What is missing is ease-of use for producers and consumers in interpreting the data-type. When I speak of Producers and consumers, I'm largely talking about C-code (or Java or .NET) code writers.
Producers must basically use Python code to create classes of various types. This is going to be slow in 'C'. Probably slower than the array interface (which is what we have no informally).
Consumers are going to have a hard time interpreting the result. I'm not even sure how to do that, in fact. I'd like NumPy to be able to understand ctypes as a means to specify data. Would I have to check against all the sub-types of CDataType, pull out the fields, check the tp_name of the type object? I'm not sure.
It seems like a string with the C-structure would be better as a data-representation, but then a third-party library would want to parse that so that Python might as well have it's own parser for data-types.
So, Python might as well have it's own way to describe data. My claim is this default way should *not* be overloaded by using Python type-objects (the ctypes way). I'm making a claim that the NumPy way of using a different Python object to describe data-types. I'm not saying the NumPy object should be used. I'm saying we should come up with a singe DataFormatType whose instances express the data formats in ways that other packages can produce and consume (or even use internally).
It would be easy for NumPy to "use" the default Python object in it's PyArray_Descr * structure. It would also be easy for ctypes to "use" the default Python object in its StgDict object that is the tp_dict of every ctypes type object.
It would be easy for the struct module to allow for this data-format object (instead of just strings) in it's methods.
It would be easy for the array module to accept this data-format object (instead of just typecodes) in it's constructor.
Lot's of things would suddenly be more consistent throughout both the Python and C-Python user space.
Perhaps after discussion, it becomes clear that the ctypes approach is sufficient to be "that thing" that all modules use to share data-format information. It's definitely expressive enough. But, my argument is that NumPy data-type objects are also "pretty close." so why should they be rejected. We could also make a "string-syntax" do it.
You have said that creating whole classes is too much overhead, and the description should only be an instance. To me, that particular class (arrays of 500 structs) still looks pretty lightweight. So please clarify when it starts to be a problem.
(1) For simple types -- mapping char name; ==> ("name", c_char*30)

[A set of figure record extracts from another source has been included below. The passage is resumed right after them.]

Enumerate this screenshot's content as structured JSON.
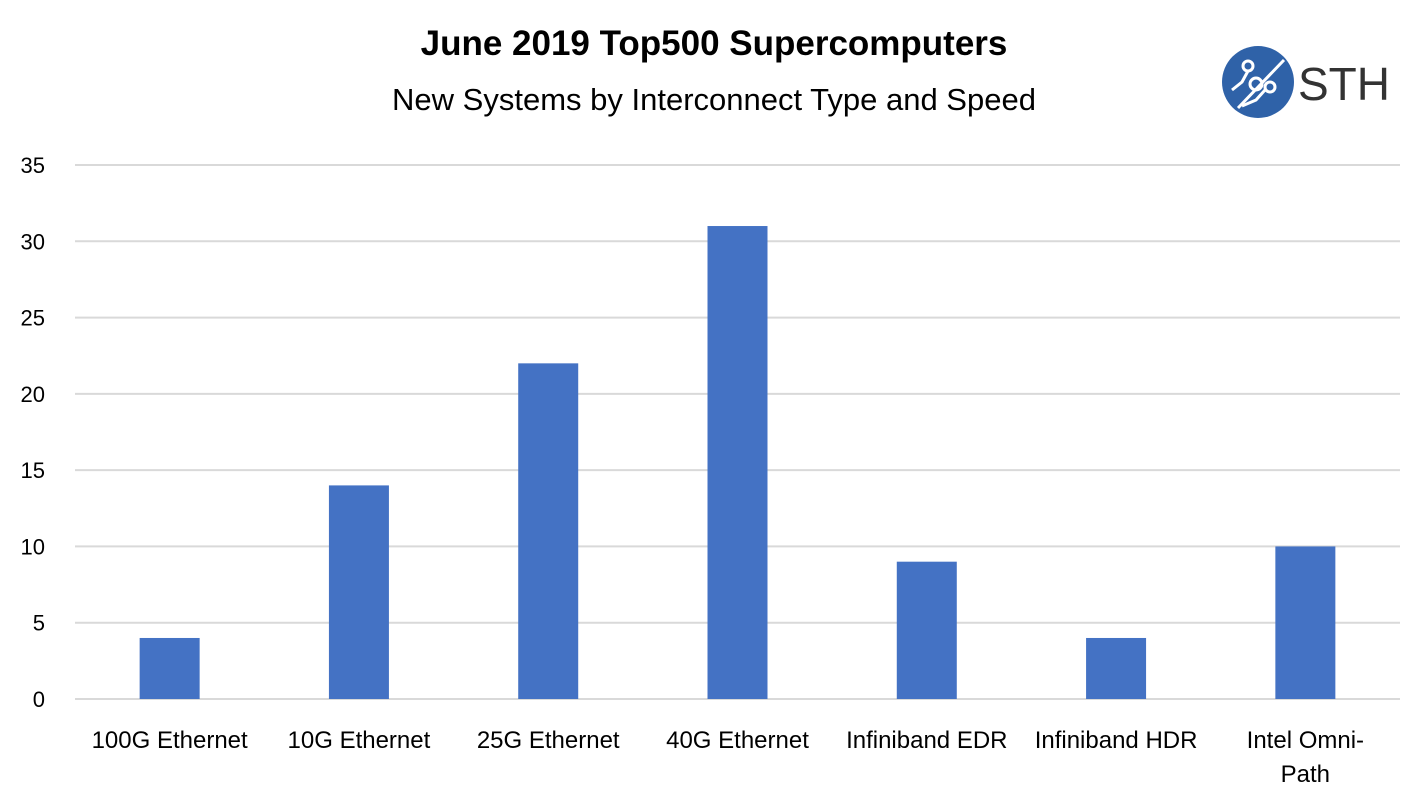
{
  "chart_data": {
    "type": "bar",
    "title": "June 2019 Top500 Supercomputers",
    "subtitle": "New Systems by Interconnect Type and Speed",
    "categories": [
      "100G Ethernet",
      "10G Ethernet",
      "25G Ethernet",
      "40G Ethernet",
      "Infiniband EDR",
      "Infiniband HDR",
      "Intel Omni-Path"
    ],
    "values": [
      4,
      14,
      22,
      31,
      9,
      4,
      10
    ],
    "xlabel": "",
    "ylabel": "",
    "ylim": [
      0,
      35
    ],
    "yticks": [
      0,
      5,
      10,
      15,
      20,
      25,
      30,
      35
    ],
    "grid": true,
    "legend": "none",
    "bar_color": "#4472C4",
    "grid_color": "#D9D9D9"
  },
  "logo": {
    "text": "STH",
    "color": "#2F62A8"
  }
}
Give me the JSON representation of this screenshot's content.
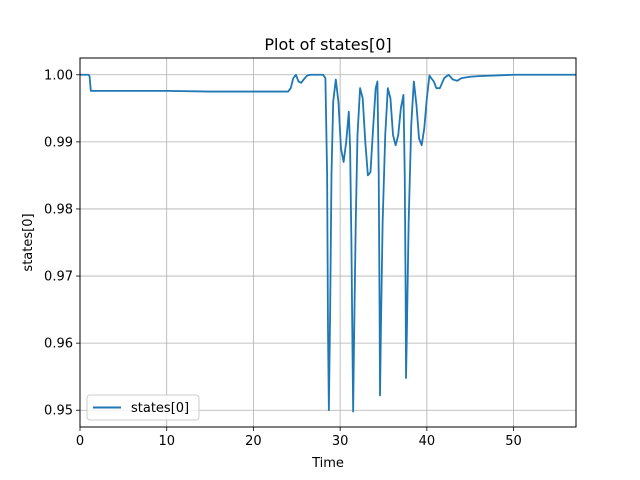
{
  "chart_data": {
    "type": "line",
    "title": "Plot of states[0]",
    "xlabel": "Time",
    "ylabel": "states[0]",
    "xlim": [
      0,
      57.2
    ],
    "ylim": [
      0.9475,
      1.0025
    ],
    "xticks": [
      0,
      10,
      20,
      30,
      40,
      50
    ],
    "yticks": [
      0.95,
      0.96,
      0.97,
      0.98,
      0.99,
      1.0
    ],
    "xtick_labels": [
      "0",
      "10",
      "20",
      "30",
      "40",
      "50"
    ],
    "ytick_labels": [
      "0.95",
      "0.96",
      "0.97",
      "0.98",
      "0.99",
      "1.00"
    ],
    "grid": true,
    "legend": {
      "position": "lower-left",
      "entries": [
        "states[0]"
      ]
    },
    "series": [
      {
        "name": "states[0]",
        "color": "#1f77b4",
        "x": [
          0,
          1.0,
          1.1,
          1.25,
          1.4,
          5,
          10,
          15,
          20,
          24.0,
          24.3,
          24.6,
          24.9,
          25.2,
          25.5,
          25.8,
          26.2,
          26.6,
          27.5,
          28.0,
          28.05,
          28.3,
          28.5,
          28.6,
          28.7,
          28.85,
          29.0,
          29.2,
          29.5,
          29.8,
          30.1,
          30.4,
          30.7,
          31.0,
          31.15,
          31.3,
          31.4,
          31.5,
          31.6,
          31.8,
          32.0,
          32.3,
          32.6,
          32.9,
          33.2,
          33.5,
          33.8,
          34.1,
          34.3,
          34.45,
          34.55,
          34.6,
          34.7,
          34.9,
          35.2,
          35.5,
          35.8,
          36.1,
          36.4,
          36.7,
          37.0,
          37.3,
          37.45,
          37.55,
          37.6,
          37.7,
          37.9,
          38.2,
          38.5,
          38.8,
          39.1,
          39.4,
          39.7,
          40.0,
          40.3,
          40.5,
          40.8,
          41.1,
          41.5,
          42.0,
          42.5,
          43.0,
          43.5,
          44.0,
          45.0,
          46.0,
          48.0,
          50.0,
          53.0,
          57.2
        ],
        "y": [
          1.0,
          1.0,
          0.9998,
          0.9976,
          0.9976,
          0.9976,
          0.9976,
          0.9975,
          0.9975,
          0.9975,
          0.998,
          0.9995,
          1.0,
          0.999,
          0.9988,
          0.9993,
          0.9999,
          1.0,
          1.0,
          1.0,
          0.99998,
          0.9995,
          0.985,
          0.962,
          0.95,
          0.965,
          0.985,
          0.996,
          0.9993,
          0.996,
          0.989,
          0.987,
          0.99,
          0.9945,
          0.989,
          0.975,
          0.962,
          0.9498,
          0.96,
          0.978,
          0.991,
          0.998,
          0.9965,
          0.99,
          0.985,
          0.9855,
          0.992,
          0.998,
          0.999,
          0.985,
          0.965,
          0.9522,
          0.962,
          0.978,
          0.991,
          0.998,
          0.9965,
          0.991,
          0.9895,
          0.991,
          0.995,
          0.997,
          0.985,
          0.968,
          0.9548,
          0.962,
          0.978,
          0.9925,
          0.999,
          0.9955,
          0.9905,
          0.9895,
          0.992,
          0.9965,
          0.9999,
          0.9995,
          0.999,
          0.998,
          0.998,
          0.9995,
          1.0,
          0.9993,
          0.9991,
          0.9995,
          0.9997,
          0.9998,
          0.9999,
          1.0,
          1.0,
          1.0
        ]
      }
    ]
  }
}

Do you object to using the c_char type? Do you object to the array-of-length-30 class, instead of just having a repeat or shape attribute? Do you object to naming the field?
(2) For the complex types, nested and struct
Do you object to creating these two classes even once? For example, are you expecting to need different classes for each buffer, and to have many buffers created quickly?
I object to the way I "consume" and "produce" the ctypes interface. It's much to slow to be used on the C-level for sharing many small buffers quickly.
Is creating that new class a royal pain, but frequent (and slow) enough that you can't just make a call into python (or ctypes)?
(3) Given that you will describe X, is X*500 (==> a type describing an array of 500 Xs) a royal pain in C? If so, are you expecting to have to do it dynamically for many sizes, and quickly enough that you can't just let ctypes do it for you?
That pretty much sums it up (plus the pain of having to basically write Python code from "C").